Source: The Gallatin News, Thursday, July 5, 1906, page 3
Mrs. Nancy Baskerville - Stricken with Paralysis - Dies in a Few Hours
All deaths are more or less sad, but the saddest one we have been called on to chronicle in many years was that of Mrs. Nancy Jane Baskerville, wife of Trustee Abner Baskerville, at her home near Portland on Tuesday of last week.
It is hard to have to part with loved ones, even when we are prepared for and are expecting it, but when one in the full vigor of life is, without warning, stricken down and carried off in an unconscious state, it comes as a terrible shock to those near and dear to them. This is quite applicable to this case. Mrs. Baskerville was in her usual health Tuesday morning and had assisted in preparing breakfast. At 7 o'clock she received a total stroke of paralysis, rendering her unconscious, in which condition she remained until shortly after 9 o'clock that night, when she quietly breathed her last and crossed the threshold of that great Elysian, open to all good people like her, and joined her maker.

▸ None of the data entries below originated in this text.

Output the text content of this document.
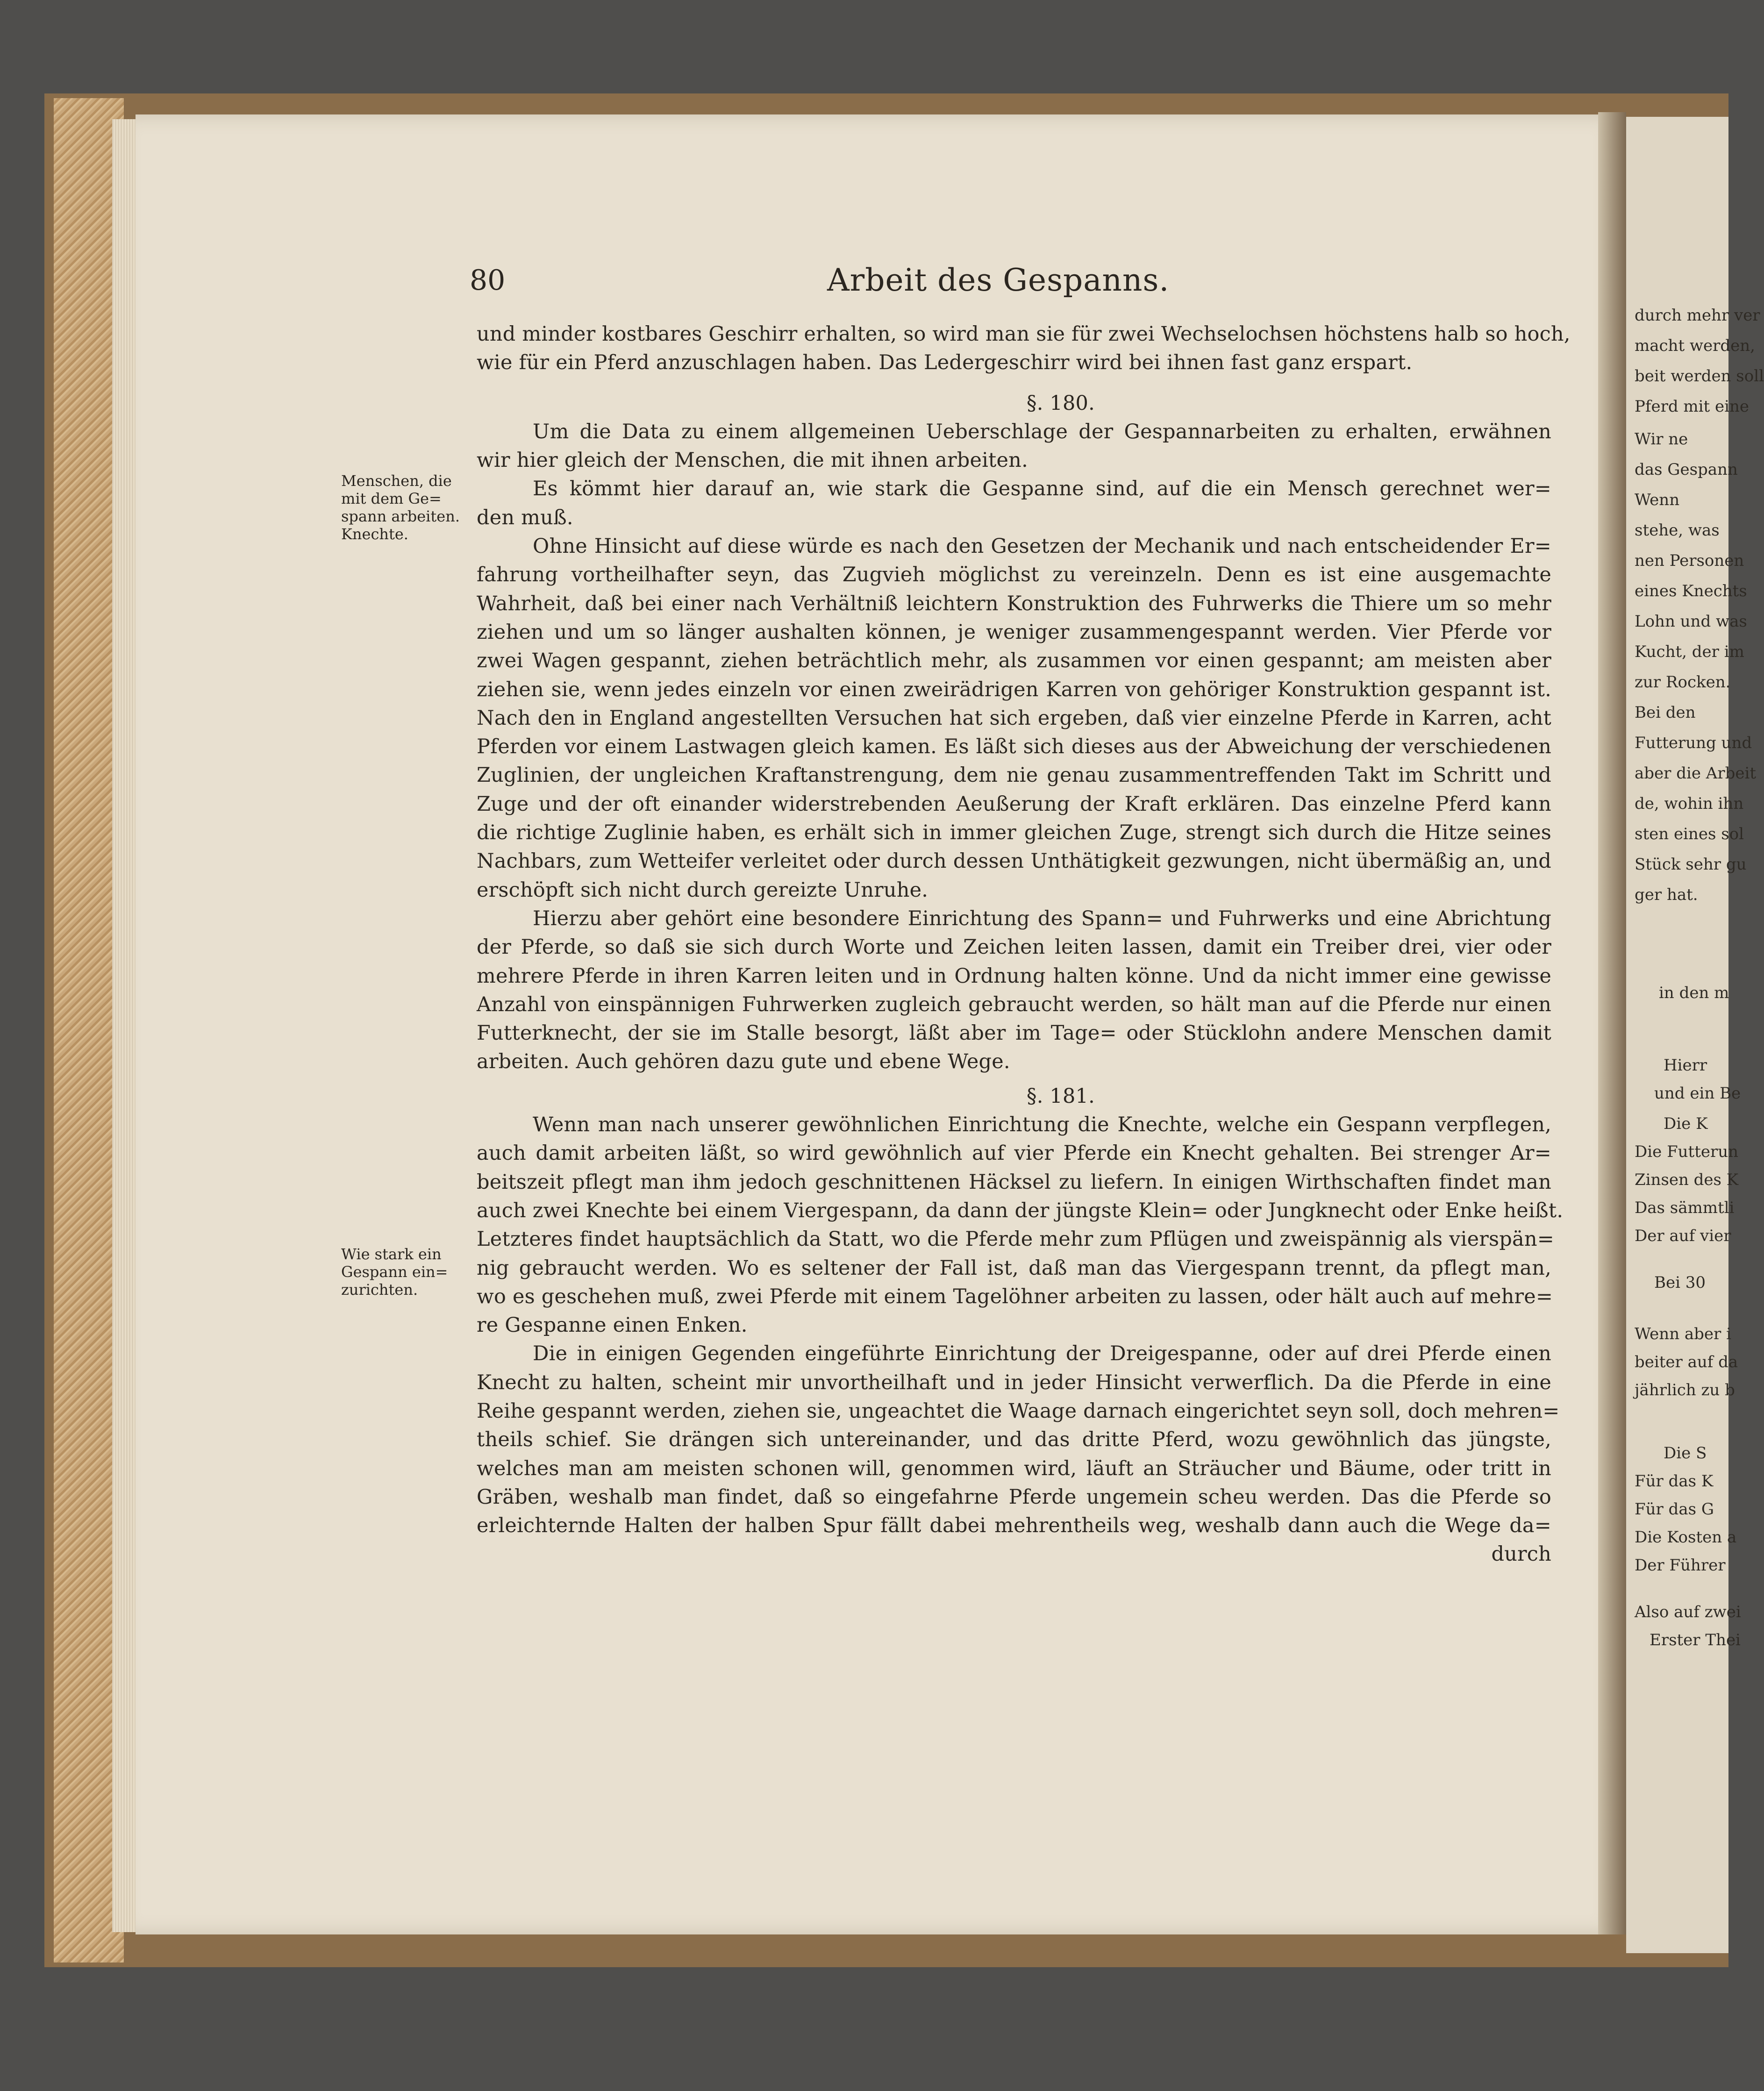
durch mehr ver
macht werden,
beit werden soll
Pferd mit eine
Wir ne
das Gespann
Wenn
stehe, was
nen Personen
eines Knechts
Lohn und was
Kucht, der im
zur Rocken.
Bei den
Futterung und
aber die Arbeit
de, wohin ihn
sten eines sol
Stück sehr gu
ger hat.
in den m
Hierr
und ein Be
Die K
Die Futterun
Zinsen des K
Das sämmtli
Der auf vier
Bei 30
Wenn aber i
beiter auf da
jährlich zu b
Die S
Für das K
Für das G
Die Kosten a
Der Führer
Also auf zwei
Erster Thei
80	Arbeit des Gespanns.
Menschen, die
mit dem Ge=
spann arbeiten.
Knechte.
Wie stark ein
Gespann ein=
zurichten.
und minder kostbares Geschirr erhalten, so wird man sie für zwei Wechselochsen höchstens halb so hoch,
wie für ein Pferd anzuschlagen haben. Das Ledergeschirr wird bei ihnen fast ganz erspart.
§. 180.
Um die Data zu einem allgemeinen Ueberschlage der Gespannarbeiten zu erhalten, erwähnen
wir hier gleich der Menschen, die mit ihnen arbeiten.
Es kömmt hier darauf an, wie stark die Gespanne sind, auf die ein Mensch gerechnet wer=
den muß.
Ohne Hinsicht auf diese würde es nach den Gesetzen der Mechanik und nach entscheidender Er=
fahrung vortheilhafter seyn, das Zugvieh möglichst zu vereinzeln. Denn es ist eine ausgemachte
Wahrheit, daß bei einer nach Verhältniß leichtern Konstruktion des Fuhrwerks die Thiere um so mehr
ziehen und um so länger aushalten können, je weniger zusammengespannt werden. Vier Pferde vor
zwei Wagen gespannt, ziehen beträchtlich mehr, als zusammen vor einen gespannt; am meisten aber
ziehen sie, wenn jedes einzeln vor einen zweirädrigen Karren von gehöriger Konstruktion gespannt ist.
Nach den in England angestellten Versuchen hat sich ergeben, daß vier einzelne Pferde in Karren, acht
Pferden vor einem Lastwagen gleich kamen. Es läßt sich dieses aus der Abweichung der verschiedenen
Zuglinien, der ungleichen Kraftanstrengung, dem nie genau zusammentreffenden Takt im Schritt und
Zuge und der oft einander widerstrebenden Aeußerung der Kraft erklären. Das einzelne Pferd kann
die richtige Zuglinie haben, es erhält sich in immer gleichen Zuge, strengt sich durch die Hitze seines
Nachbars, zum Wetteifer verleitet oder durch dessen Unthätigkeit gezwungen, nicht übermäßig an, und
erschöpft sich nicht durch gereizte Unruhe.
Hierzu aber gehört eine besondere Einrichtung des Spann= und Fuhrwerks und eine Abrichtung
der Pferde, so daß sie sich durch Worte und Zeichen leiten lassen, damit ein Treiber drei, vier oder
mehrere Pferde in ihren Karren leiten und in Ordnung halten könne. Und da nicht immer eine gewisse
Anzahl von einspännigen Fuhrwerken zugleich gebraucht werden, so hält man auf die Pferde nur einen
Futterknecht, der sie im Stalle besorgt, läßt aber im Tage= oder Stücklohn andere Menschen damit
arbeiten. Auch gehören dazu gute und ebene Wege.
§. 181.
Wenn man nach unserer gewöhnlichen Einrichtung die Knechte, welche ein Gespann verpflegen,
auch damit arbeiten läßt, so wird gewöhnlich auf vier Pferde ein Knecht gehalten. Bei strenger Ar=
beitszeit pflegt man ihm jedoch geschnittenen Häcksel zu liefern. In einigen Wirthschaften findet man
auch zwei Knechte bei einem Viergespann, da dann der jüngste Klein= oder Jungknecht oder Enke heißt.
Letzteres findet hauptsächlich da Statt, wo die Pferde mehr zum Pflügen und zweispännig als vierspän=
nig gebraucht werden. Wo es seltener der Fall ist, daß man das Viergespann trennt, da pflegt man,
wo es geschehen muß, zwei Pferde mit einem Tagelöhner arbeiten zu lassen, oder hält auch auf mehre=
re Gespanne einen Enken.
Die in einigen Gegenden eingeführte Einrichtung der Dreigespanne, oder auf drei Pferde einen
Knecht zu halten, scheint mir unvortheilhaft und in jeder Hinsicht verwerflich. Da die Pferde in eine
Reihe gespannt werden, ziehen sie, ungeachtet die Waage darnach eingerichtet seyn soll, doch mehren=
theils schief. Sie drängen sich untereinander, und das dritte Pferd, wozu gewöhnlich das jüngste,
welches man am meisten schonen will, genommen wird, läuft an Sträucher und Bäume, oder tritt in
Gräben, weshalb man findet, daß so eingefahrne Pferde ungemein scheu werden. Das die Pferde so
erleichternde Halten der halben Spur fällt dabei mehrentheils weg, weshalb dann auch die Wege da=
durch
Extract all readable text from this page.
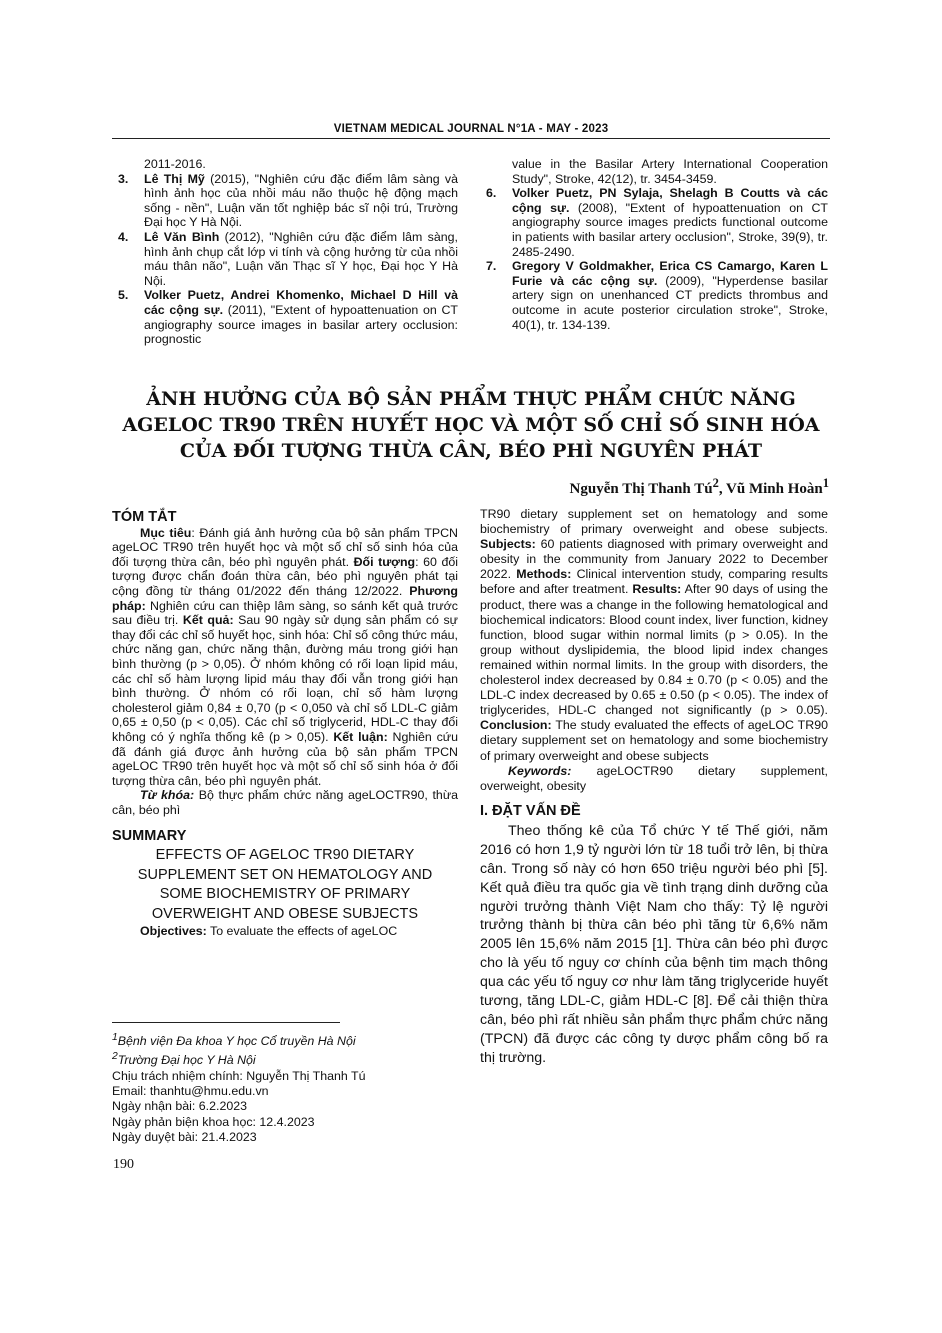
VIETNAM MEDICAL JOURNAL N°1A - MAY - 2023

2011-2016.

3. Lê Thị Mỹ (2015), "Nghiên cứu đặc điểm lâm sàng và hình ảnh học của nhồi máu não thuộc hệ động mạch sống - nền", Luận văn tốt nghiệp bác sĩ nội trú, Trường Đại học Y Hà Nội.

4. Lê Văn Bình (2012), "Nghiên cứu đặc điểm lâm sàng, hình ảnh chụp cắt lớp vi tính và cộng hưởng từ của nhồi máu thân não", Luận văn Thạc sĩ Y học, Đại học Y Hà Nội.

5. Volker Puetz, Andrei Khomenko, Michael D Hill và các cộng sự. (2011), "Extent of hypoattenuation on CT angiography source images in basilar artery occlusion: prognostic

value in the Basilar Artery International Cooperation Study", Stroke, 42(12), tr. 3454-3459.

6. Volker Puetz, PN Sylaja, Shelagh B Coutts và các cộng sự. (2008), "Extent of hypoattenuation on CT angiography source images predicts functional outcome in patients with basilar artery occlusion", Stroke, 39(9), tr. 2485-2490.

7. Gregory V Goldmakher, Erica CS Camargo, Karen L Furie và các cộng sự. (2009), "Hyperdense basilar artery sign on unenhanced CT predicts thrombus and outcome in acute posterior circulation stroke", Stroke, 40(1), tr. 134-139.

ẢNH HƯỞNG CỦA BỘ SẢN PHẨM THỰC PHẨM CHỨC NĂNG
AGELOC TR90 TRÊN HUYẾT HỌC VÀ MỘT SỐ CHỈ SỐ SINH HÓA
CỦA ĐỐI TƯỢNG THỪA CÂN, BÉO PHÌ NGUYÊN PHÁT
Nguyễn Thị Thanh $Tú^2$, Vũ Minh Hoàn$^1$
TÓM TẮT

Mục tiêu: Đánh giá ảnh hưởng của bộ sản phẩm TPCN ageLOC TR90 trên huyết học và một số chỉ số sinh hóa của đối tượng thừa cân, béo phì nguyên phát. Đối tượng: 60 đối tượng được chẩn đoán thừa cân, béo phì nguyên phát tại cộng đồng từ tháng 01/2022 đến tháng 12/2022. Phương pháp: Nghiên cứu can thiệp lâm sàng, so sánh kết quả trước sau điều trị. Kết quả: Sau 90 ngày sử dụng sản phẩm có sự thay đổi các chỉ số huyết học, sinh hóa: Chỉ số công thức máu, chức năng gan, chức năng thận, đường máu trong giới hạn bình thường (p > 0,05). Ở nhóm không có rối loạn lipid máu, các chỉ số hàm lượng lipid máu thay đổi vẫn trong giới hạn bình thường. Ở nhóm có rối loạn, chỉ số hàm lượng cholesterol giảm 0,84 ± 0,70 (p < 0,050 và chỉ số LDL-C giảm 0,65 ± 0,50 (p < 0,05). Các chỉ số triglycerid, HDL-C thay đổi không có ý nghĩa thống kê (p > 0,05). Kết luận: Nghiên cứu đã đánh giá được ảnh hưởng của bộ sản phẩm TPCN ageLOC TR90 trên huyết học và một số chỉ số sinh hóa ở đối tượng thừa cân, béo phì nguyên phát.

Từ khóa: Bộ thực phẩm chức năng ageLOCTR90, thừa cân, béo phì

SUMMARY
EFFECTS OF AGELOC TR90 DIETARY
SUPPLEMENT SET ON HEMATOLOGY AND
SOME BIOCHEMISTRY OF PRIMARY
OVERWEIGHT AND OBESE SUBJECTS

Objectives: To evaluate the effects of ageLOC

TR90 dietary supplement set on hematology and some biochemistry of primary overweight and obese subjects. Subjects: 60 patients diagnosed with primary overweight and obesity in the community from January 2022 to December 2022. Methods: Clinical intervention study, comparing results before and after treatment. Results: After 90 days of using the product, there was a change in the following hematological and biochemical indicators: Blood count index, liver function, kidney function, blood sugar within normal limits (p > 0.05). In the group without dyslipidemia, the blood lipid index changes remained within normal limits. In the group with disorders, the cholesterol index decreased by 0.84 ± 0.70 (p < 0.05) and the LDL-C index decreased by 0.65 ± 0.50 (p < 0.05). The index of triglycerides, HDL-C changed not significantly (p > 0.05). Conclusion: The study evaluated the effects of ageLOC TR90 dietary supplement set on hematology and some biochemistry of primary overweight and obese subjects

Keywords: ageLOCTR90 dietary supplement, overweight, obesity

I. ĐẶT VẤN ĐỀ

Theo thống kê của Tổ chức Y tế Thế giới, năm 2016 có hơn 1,9 tỷ người lớn từ 18 tuổi trở lên, bị thừa cân. Trong số này có hơn 650 triệu người béo phì [5]. Kết quả điều tra quốc gia về tình trạng dinh dưỡng của người trưởng thành Việt Nam cho thấy: Tỷ lệ người trưởng thành bị thừa cân béo phì tăng từ 6,6% năm 2005 lên 15,6% năm 2015 [1]. Thừa cân béo phì được cho là yếu tố nguy cơ chính của bệnh tim mạch thông qua các yếu tố nguy cơ như làm tăng triglyceride huyết tương, tăng LDL-C, giảm HDL-C [8]. Để cải thiện thừa cân, béo phì rất nhiều sản phẩm thực phẩm chức năng (TPCN) đã được các công ty dược phẩm công bố ra thị trường.

$^1$Bệnh viện Đa khoa Y học Cổ truyền Hà Nội
$^2$Trường Đại học Y Hà Nội
Chịu trách nhiệm chính: Nguyễn Thị Thanh Tú
Email: thanhtu@hmu.edu.vn
Ngày nhận bài: 6.2.2023
Ngày phản biện khoa học: 12.4.2023
Ngày duyệt bài: 21.4.2023
190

Mrs. Baskerville was sixty-six years of age, and was born and reared near Portland, where she was known and loved by everyone. She was a member of the Methodist Church, and many were the Christian deeds performed by her. She was a motherly woman, always extending charity where others sometimes condemned. She was ever ready to sacrifice her own interest first to cater to the wants of the needy, while at home she was a faithful and devoted wife and a fond and loving mother, and her death is not only an irreparable loss to her family but to the community at large, for in her was always to be found a true and staunch friend and counsellor. Besides the husband, five children survive - Tom, Alex, Ewing, Richard and Miss Sallie Baskerville.
The interment was at the family burying ground near Portland Wednesday afternoon, Rev. H. M. Jarvis conducting the services in the presence of a large number of sorrowing friends.